Il sommergibile Sebastiano Veniero


Il sommergibile Sebastiano Veniero in una foto d'epoca, recante il distintivo ottico "VE", tratta dal libro
di Alessandro Turrini "Gli squali dell'Adriatico".


Un alone di mistero ha da sempre avvolto questo sommergibile, sin dal suo affondamento avvenuto il 26 agosto 1925 per cause del tutto fortuite seppur in tempo di guerra.
Il 24 agosto 1925 salpò da Portoferraio (Isola d'Elba) con a bordo 48 uomini, tra cui 9 allievi siluristi e motoristi, al comando del capitano di fregata Paolo Vandone, per prendere parte ad un’esercitazione: si sarebbe dovuto disporre in agguato tra Capo Passero e Capo Murro di Porco. Tuttavia, dopo la partenza, il sommergibile svanì nel nulla.
Era stato speronato dal piroscafo Capena, sebbene questa circostanza non fu subito nota.

Il sommergibile è poggiato su un fondale di sabbia mista a fango: questa caratteristica è tristemente nota per rendere l'acqua torbida a quasi ogni immersione.
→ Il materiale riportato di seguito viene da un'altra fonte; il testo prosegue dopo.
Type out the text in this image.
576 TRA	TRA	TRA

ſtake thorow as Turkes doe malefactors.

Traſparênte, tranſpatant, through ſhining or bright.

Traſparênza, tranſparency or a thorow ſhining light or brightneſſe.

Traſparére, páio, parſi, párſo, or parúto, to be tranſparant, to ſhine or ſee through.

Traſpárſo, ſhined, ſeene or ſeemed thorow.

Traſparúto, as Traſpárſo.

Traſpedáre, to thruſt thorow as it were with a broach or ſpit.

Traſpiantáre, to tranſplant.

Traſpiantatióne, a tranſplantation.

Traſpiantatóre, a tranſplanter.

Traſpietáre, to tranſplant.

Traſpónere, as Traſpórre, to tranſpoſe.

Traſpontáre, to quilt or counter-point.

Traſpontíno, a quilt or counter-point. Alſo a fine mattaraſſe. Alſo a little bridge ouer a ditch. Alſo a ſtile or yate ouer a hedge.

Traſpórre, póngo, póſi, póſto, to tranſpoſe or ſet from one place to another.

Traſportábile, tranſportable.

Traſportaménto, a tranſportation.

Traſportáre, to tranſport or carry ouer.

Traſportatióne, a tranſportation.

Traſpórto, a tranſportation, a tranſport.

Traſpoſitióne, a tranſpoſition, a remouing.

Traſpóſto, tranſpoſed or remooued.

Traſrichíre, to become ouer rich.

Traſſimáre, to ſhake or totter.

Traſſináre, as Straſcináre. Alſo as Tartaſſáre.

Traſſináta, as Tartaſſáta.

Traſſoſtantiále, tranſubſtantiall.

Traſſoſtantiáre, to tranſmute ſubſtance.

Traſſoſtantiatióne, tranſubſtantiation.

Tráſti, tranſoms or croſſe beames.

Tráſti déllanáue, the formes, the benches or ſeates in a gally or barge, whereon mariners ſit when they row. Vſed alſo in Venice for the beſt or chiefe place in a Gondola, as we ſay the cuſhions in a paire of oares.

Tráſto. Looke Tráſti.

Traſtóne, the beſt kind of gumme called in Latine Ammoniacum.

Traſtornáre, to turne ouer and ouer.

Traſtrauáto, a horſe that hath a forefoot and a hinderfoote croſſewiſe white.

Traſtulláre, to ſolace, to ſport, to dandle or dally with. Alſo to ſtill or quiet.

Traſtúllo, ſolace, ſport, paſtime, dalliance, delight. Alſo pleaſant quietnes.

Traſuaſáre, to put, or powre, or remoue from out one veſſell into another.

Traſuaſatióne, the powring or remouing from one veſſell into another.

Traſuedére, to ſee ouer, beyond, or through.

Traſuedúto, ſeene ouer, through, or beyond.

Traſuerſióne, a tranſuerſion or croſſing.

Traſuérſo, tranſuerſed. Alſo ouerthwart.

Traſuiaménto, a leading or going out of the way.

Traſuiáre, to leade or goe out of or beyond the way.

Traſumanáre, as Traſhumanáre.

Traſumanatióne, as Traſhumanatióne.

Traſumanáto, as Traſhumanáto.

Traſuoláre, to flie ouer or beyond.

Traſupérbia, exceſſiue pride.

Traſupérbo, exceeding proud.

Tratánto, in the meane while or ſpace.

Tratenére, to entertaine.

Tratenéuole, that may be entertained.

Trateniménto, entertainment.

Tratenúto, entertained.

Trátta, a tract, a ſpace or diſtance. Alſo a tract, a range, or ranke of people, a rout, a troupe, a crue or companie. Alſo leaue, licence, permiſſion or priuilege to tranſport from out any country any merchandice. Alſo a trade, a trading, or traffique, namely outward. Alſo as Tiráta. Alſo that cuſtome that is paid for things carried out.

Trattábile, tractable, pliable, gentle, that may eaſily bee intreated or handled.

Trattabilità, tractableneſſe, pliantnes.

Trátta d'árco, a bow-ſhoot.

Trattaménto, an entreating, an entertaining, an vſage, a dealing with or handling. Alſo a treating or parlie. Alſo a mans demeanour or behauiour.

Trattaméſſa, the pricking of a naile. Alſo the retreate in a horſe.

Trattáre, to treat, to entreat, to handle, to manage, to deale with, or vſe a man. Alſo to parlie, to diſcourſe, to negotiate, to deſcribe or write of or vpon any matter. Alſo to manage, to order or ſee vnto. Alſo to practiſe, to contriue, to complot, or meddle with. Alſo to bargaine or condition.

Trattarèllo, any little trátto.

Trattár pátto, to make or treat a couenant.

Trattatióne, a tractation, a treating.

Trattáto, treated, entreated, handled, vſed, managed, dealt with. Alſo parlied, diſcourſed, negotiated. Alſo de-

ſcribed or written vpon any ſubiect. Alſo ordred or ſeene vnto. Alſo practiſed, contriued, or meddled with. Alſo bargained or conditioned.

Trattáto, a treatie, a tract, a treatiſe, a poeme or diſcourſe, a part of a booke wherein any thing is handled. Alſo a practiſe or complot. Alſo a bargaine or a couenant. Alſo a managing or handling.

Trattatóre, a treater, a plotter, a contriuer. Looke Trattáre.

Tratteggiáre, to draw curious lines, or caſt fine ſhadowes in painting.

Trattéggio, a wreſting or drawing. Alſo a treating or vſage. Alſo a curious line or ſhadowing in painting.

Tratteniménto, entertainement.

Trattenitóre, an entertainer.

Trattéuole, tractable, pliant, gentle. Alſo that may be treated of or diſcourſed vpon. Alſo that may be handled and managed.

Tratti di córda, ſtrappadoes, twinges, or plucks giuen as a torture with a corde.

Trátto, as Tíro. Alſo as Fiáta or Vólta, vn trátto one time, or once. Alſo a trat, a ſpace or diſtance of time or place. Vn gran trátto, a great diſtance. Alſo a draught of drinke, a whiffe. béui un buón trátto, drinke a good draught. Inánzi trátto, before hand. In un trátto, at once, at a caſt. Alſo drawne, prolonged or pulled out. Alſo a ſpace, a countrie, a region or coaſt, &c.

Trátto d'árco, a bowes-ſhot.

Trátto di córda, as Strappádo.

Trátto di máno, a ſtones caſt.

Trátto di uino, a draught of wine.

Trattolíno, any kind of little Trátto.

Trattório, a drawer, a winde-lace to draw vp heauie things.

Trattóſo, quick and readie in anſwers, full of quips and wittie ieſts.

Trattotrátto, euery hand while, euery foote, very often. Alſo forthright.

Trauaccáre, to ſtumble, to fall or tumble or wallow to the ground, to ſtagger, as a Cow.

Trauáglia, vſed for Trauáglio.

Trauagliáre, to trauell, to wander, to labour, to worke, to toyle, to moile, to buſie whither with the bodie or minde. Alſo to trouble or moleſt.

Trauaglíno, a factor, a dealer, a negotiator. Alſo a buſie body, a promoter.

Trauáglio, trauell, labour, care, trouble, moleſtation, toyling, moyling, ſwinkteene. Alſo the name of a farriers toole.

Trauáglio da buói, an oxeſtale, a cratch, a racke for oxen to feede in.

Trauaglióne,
La visibilità sul relitto può pertanto rapidamente calare a zero.
La zona è altresì battuta da violente correnti che spesso complicano l'immersione, tanto sul fondo quanto durante le tappe di decompressione. Per queste peculiarità la visita è vivamente sconsigliata a subacquei con scarsa esperienza.